3. Mereka lebih menyukai interaksi yang dangkal
Saat membaca tentang individu yang belum dewasa secara emosional, Lydia teringat bagaimana ibunya memulai setiap percakapan telepon dengannya dengan bertanya: “Apa saja yang telah kamu lakukan?” dan tidak pernah bertanya “Apa kabar?” Ibunya ingin Lydia dan saudara-saudaranya menceritakan kepadanya apa yang telah mereka capai di tempat kerja dan di rumah, tetapi dia tidak tertarik untuk mengetahui dunia batin mereka.
Namun, yang paling penting, dia menelepon untuk bercerita tentang dirinya dan menceritakan hal-hal kecil yang terjadi hari itu. Tidak seperti kebanyakan dari kita yang tidak pernah berpikir untuk menceritakan detail yang membosankan seperti itu, ibu Lydia senang menceritakan apa yang dia makan untuk sarapan, dengan siapa dia berbicara di taman anjing, dan barang apa yang dia beli di toko dalam perjalanan pulang.
4. Mereka kurang memiliki empati
Ketika membaca tentang individu yang belum dewasa secara emosional dan kurang memiliki empati, pikiran Lydia tertuju pada kunjungan ibunya setelah melahirkan putrinya. Meskipun ibunya telah melahirkan empat kali, dia tidak bertindak seperti seseorang yang mengerti dan bersimpati terhadap apa yang dirasakan dan dialami putrinya. Sebaliknya, dia ingin kunjungan itu ditujukan untuk dirinya sendiri.

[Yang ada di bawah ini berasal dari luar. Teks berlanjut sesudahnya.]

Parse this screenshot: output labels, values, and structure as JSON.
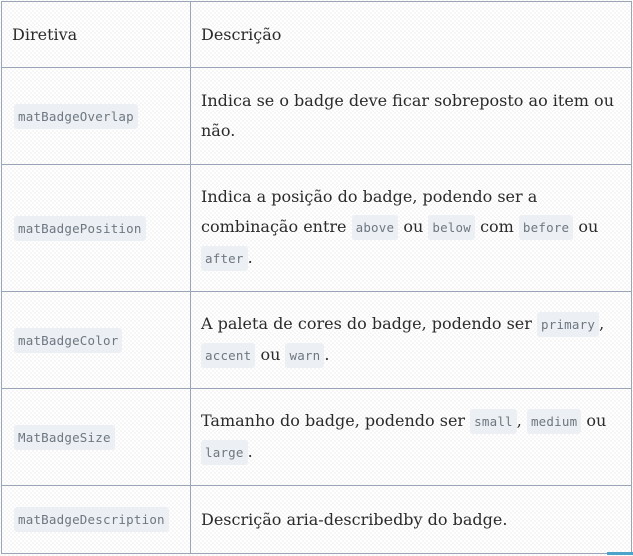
{
  "table": {
    "headers": {
      "directive": "Diretiva",
      "description": "Descrição"
    },
    "rows": [
      {
        "directive": "matBadgeOverlap",
        "text": [
          "Indica se o badge deve ficar sobreposto ao item ou não."
        ]
      },
      {
        "directive": "matBadgePosition",
        "text": [
          "Indica a posição do badge, podendo ser a combinação entre ",
          " ou ",
          " com ",
          " ou ",
          "."
        ],
        "codes": [
          "above",
          "below",
          "before",
          "after"
        ]
      },
      {
        "directive": "matBadgeColor",
        "text": [
          "A paleta de cores do badge, podendo ser ",
          ", ",
          " ou ",
          "."
        ],
        "codes": [
          "primary",
          "accent",
          "warn"
        ]
      },
      {
        "directive": "MatBadgeSize",
        "text": [
          "Tamanho do badge, podendo ser ",
          ", ",
          " ou ",
          "."
        ],
        "codes": [
          "small",
          "medium",
          "large"
        ]
      },
      {
        "directive": "matBadgeDescription",
        "text": [
          "Descrição aria-describedby do badge."
        ]
      }
    ]
  },
  "colors": {
    "border": "#9aa6b6",
    "code_background": "#eceff3",
    "code_text": "#6e7781",
    "body_text": "#2b2b2b",
    "accent": "#4ba3c7"
  }
}
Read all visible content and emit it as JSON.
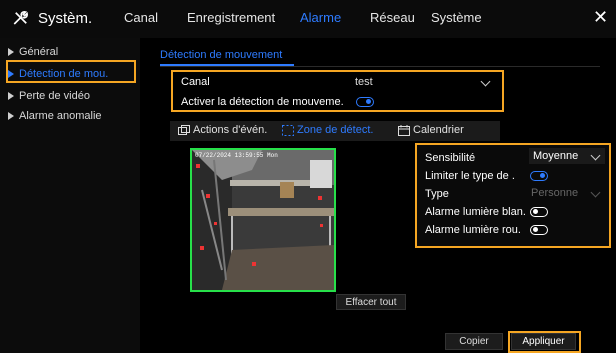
{
  "header": {
    "brand": "Systèm.",
    "tabs": [
      {
        "label": "Canal"
      },
      {
        "label": "Enregistrement"
      },
      {
        "label": "Alarme"
      },
      {
        "label": "Réseau"
      },
      {
        "label": "Système"
      }
    ],
    "close_glyph": "✕",
    "accent": "#2e7bff"
  },
  "sidebar": {
    "items": [
      {
        "label": "Général"
      },
      {
        "label": "Détection de mou."
      },
      {
        "label": "Perte de vidéo"
      },
      {
        "label": "Alarme anomalie"
      }
    ]
  },
  "main": {
    "section_tab": "Détection de mouvement",
    "canal_label": "Canal",
    "canal_value": "test",
    "activer_label": "Activer la détection de mouveme.",
    "subtabs": [
      {
        "label": "Actions d'évén.",
        "icon": "actions-icon"
      },
      {
        "label": "Zone de détect.",
        "icon": "zone-icon"
      },
      {
        "label": "Calendrier",
        "icon": "calendar-icon"
      }
    ],
    "video_timestamp": "07/22/2024 13:59:55 Mon",
    "clear_all": "Effacer tout"
  },
  "settings": {
    "sensibilite_label": "Sensibilité",
    "sensibilite_value": "Moyenne",
    "limiter_label": "Limiter le type de .",
    "type_label": "Type",
    "type_value": "Personne",
    "white_light_label": "Alarme lumière blan.",
    "red_light_label": "Alarme lumière rou."
  },
  "footer": {
    "copy": "Copier",
    "apply": "Appliquer"
  },
  "colors": {
    "highlight": "#f5a623",
    "zone_border": "#27e04a"
  }
}
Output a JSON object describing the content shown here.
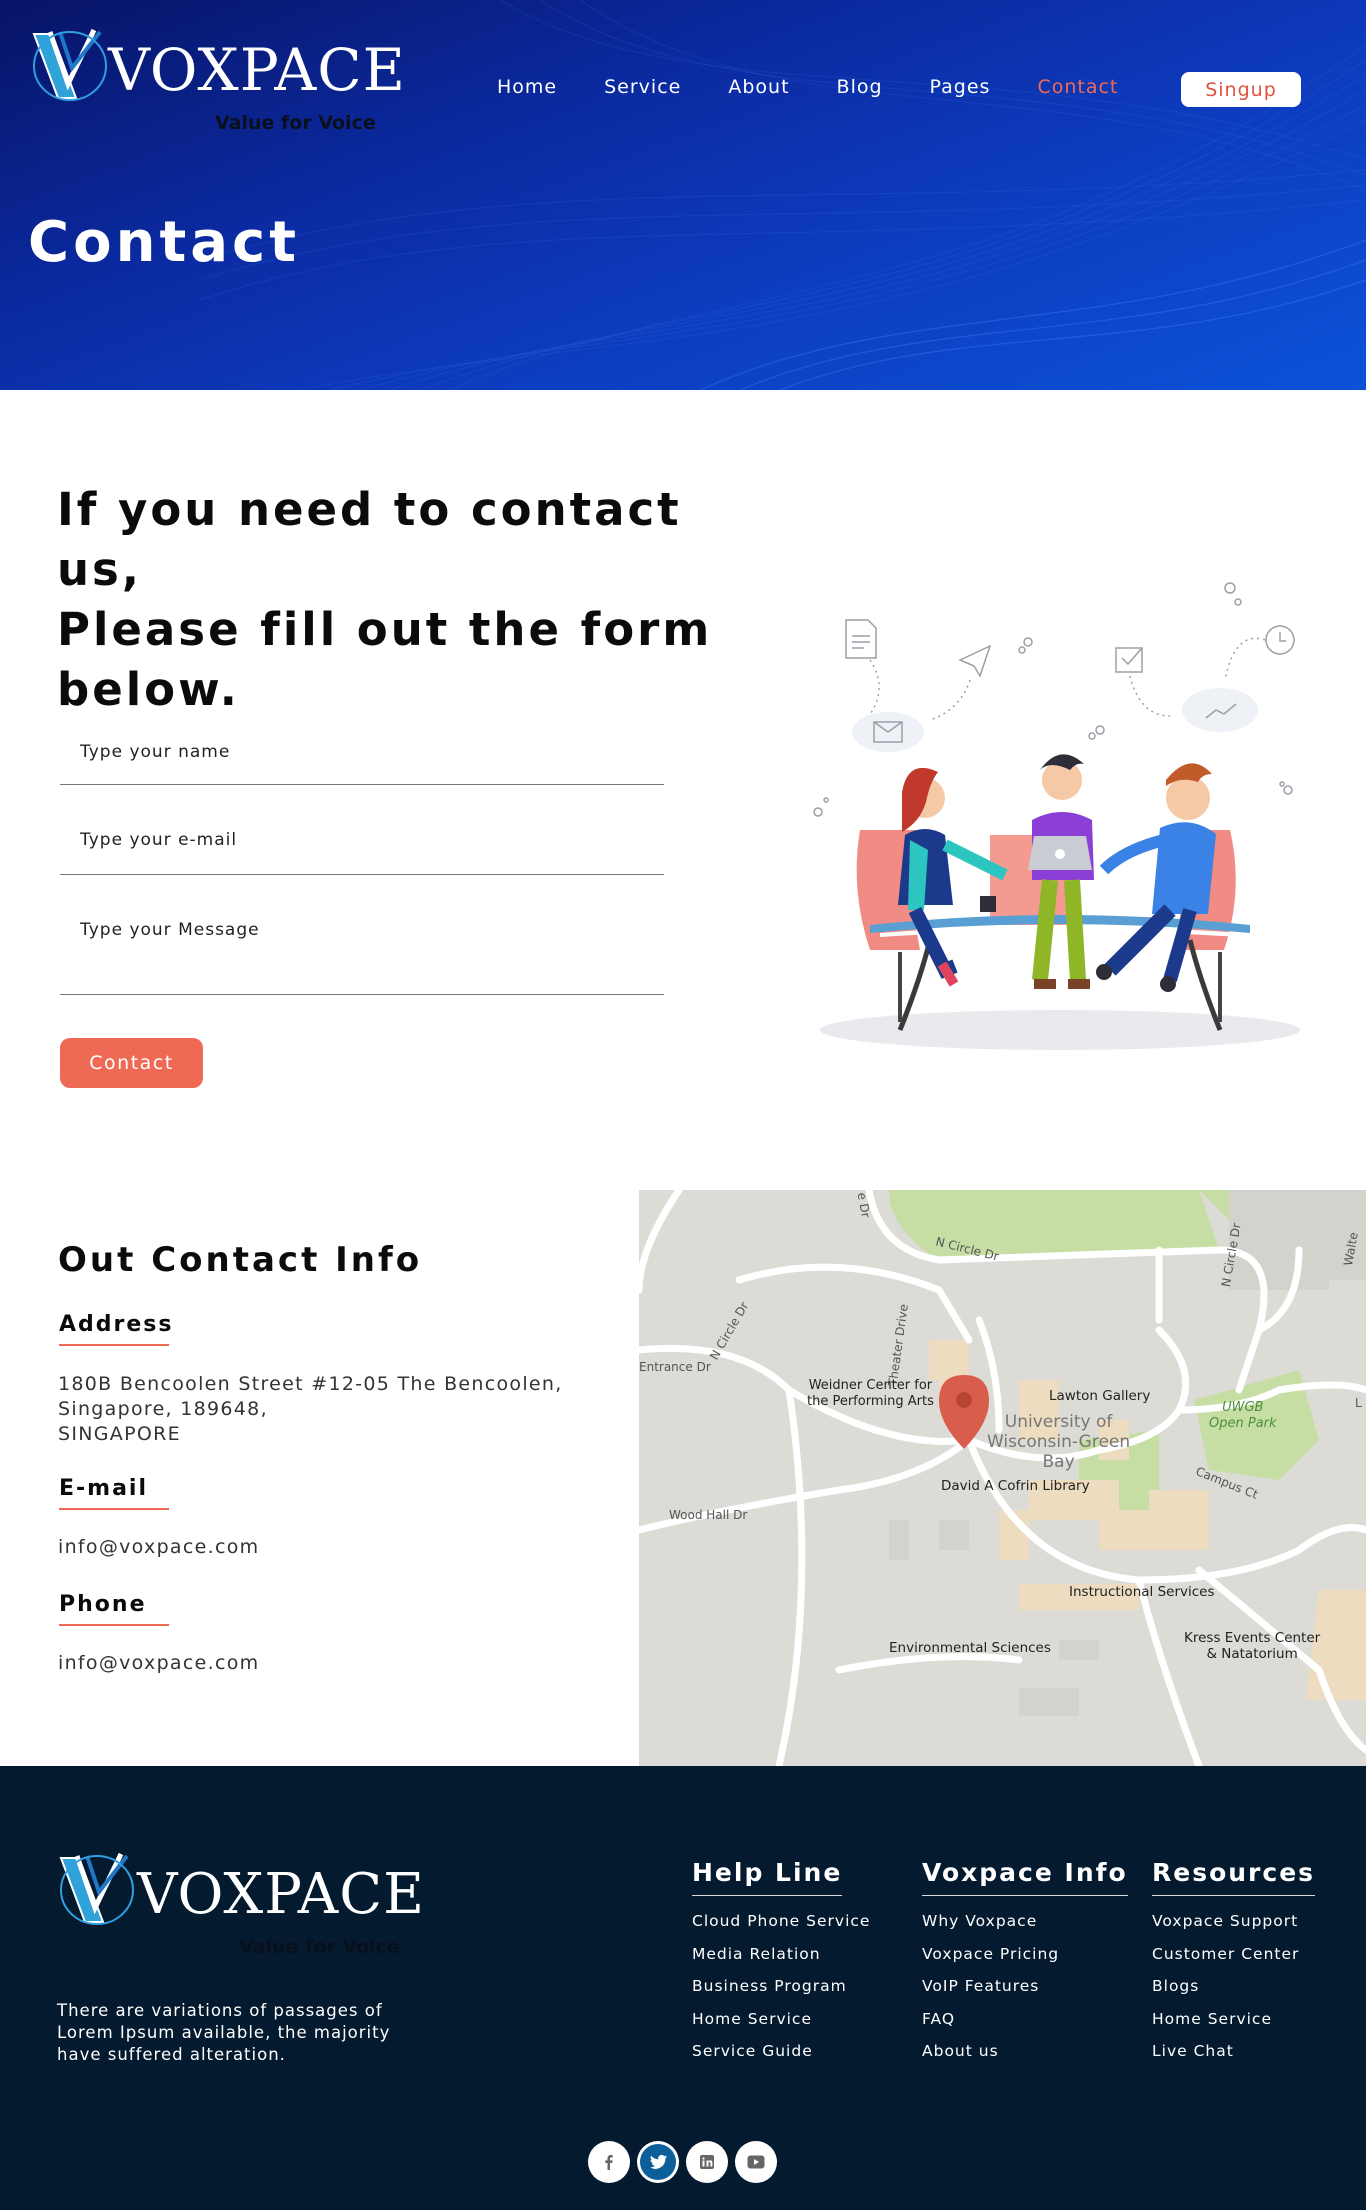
{
  "brand": {
    "name": "VOXPACE",
    "tagline": "Value for Voice"
  },
  "nav": {
    "items": [
      "Home",
      "Service",
      "About",
      "Blog",
      "Pages",
      "Contact"
    ],
    "active": "Contact",
    "signup_label": "Singup"
  },
  "hero": {
    "title": "Contact"
  },
  "form": {
    "heading_lines": [
      "If you need to contact us,",
      "Please fill out the form",
      "below."
    ],
    "name_placeholder": "Type your name",
    "email_placeholder": "Type your e-mail",
    "message_placeholder": "Type your Message",
    "submit_label": "Contact"
  },
  "contact_info": {
    "title": "Out Contact Info",
    "address_label": "Address",
    "address_lines": [
      "180B Bencoolen Street #12-05 The Bencoolen,",
      "Singapore, 189648,",
      "SINGAPORE"
    ],
    "email_label": "E-mail",
    "email_value": "info@voxpace.com",
    "phone_label": "Phone",
    "phone_value": "info@voxpace.com"
  },
  "map": {
    "labels": {
      "n_circle_dr_top": "N Circle Dr",
      "n_circle_dr_left": "N Circle Dr",
      "n_circle_dr_right": "N Circle Dr",
      "walter": "Walte",
      "theater_drive": "Theater Drive",
      "entrance_dr": "Entrance Dr",
      "weidner": "Weidner Center for\nthe Performing Arts",
      "lawton": "Lawton Gallery",
      "university": "University of\nWisconsin-Green\nBay",
      "library": "David A Cofrin Library",
      "campus_ct": "Campus Ct",
      "park": "UWGB\nOpen Park",
      "wood_hall": "Wood Hall Dr",
      "instructional": "Instructional Services",
      "environmental": "Environmental Sciences",
      "kress": "Kress Events Center\n& Natatorium",
      "edge_l": "L",
      "edge_e": "e Dr"
    },
    "colors": {
      "base": "#dcdbd5",
      "road": "#ffffff",
      "green": "#c6dea3",
      "building": "#eedcc0",
      "pin": "#d95d4c"
    }
  },
  "footer": {
    "about": "There are variations of passages of Lorem Ipsum available, the majority have suffered alteration.",
    "columns": [
      {
        "title": "Help Line",
        "links": [
          "Cloud Phone Service",
          "Media Relation",
          "Business Program",
          "Home Service",
          "Service Guide"
        ]
      },
      {
        "title": "Voxpace Info",
        "links": [
          "Why Voxpace",
          "Voxpace Pricing",
          "VoIP Features",
          "FAQ",
          "About us"
        ]
      },
      {
        "title": "Resources",
        "links": [
          "Voxpace Support",
          "Customer Center",
          "Blogs",
          "Home Service",
          "Live Chat"
        ]
      }
    ],
    "social": [
      "facebook-icon",
      "twitter-icon",
      "linkedin-icon",
      "youtube-icon"
    ]
  },
  "colors": {
    "accent": "#ef6a55",
    "hero_dark": "#071466",
    "hero_light": "#0b52d8",
    "footer_bg": "#041a2f"
  }
}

Ia tidak bisa menempatkan dirinya pada posisi Lydia untuk menyadari betapa kewalahan, lelah, dan takutnya dirinya. Ia tidak bisa menempatkan dirinya pada posisi Lydia yang rentan untuk memahami betapa ia mendambakan seorang ibu yang hangat dan penuh kasih untuk merawatnya. Sebaliknya, ibu Lydia memanfaatkan kesempatan untuk memiliki pendengar yang antusias, mengoceh tentang dirinya sendiri sementara Lydia menyusui bayinya.
5. Mereka egosentris
Melalui bacaannya, Lydia menemukan bahwa egosentrisme adalah ciri khas individu yang belum dewasa secara emosional. Ibunya berjuang untuk membedakan Lydia dan saudara perempuannya dari dirinya sendiri, percaya bahwa ketiganya adalah wanita yang berpikiran sama dengan kepribadian yang sama yang menikmati kegiatan yang sama. Namun, tidak ada yang lebih jauh dari kebenaran.
Sekeras apapun usahanya, Lydia tidak dapat meyakinkan ibunya bahwa ia benci berbelanja, tidak suka pergi ke pesta besar, dan merasa kesepian secara rohani setelah menghadiri kebaktian gereja. Karena ibunya senang melakukan semua hal itu, ia berasumsi bahwa putrinya juga demikian.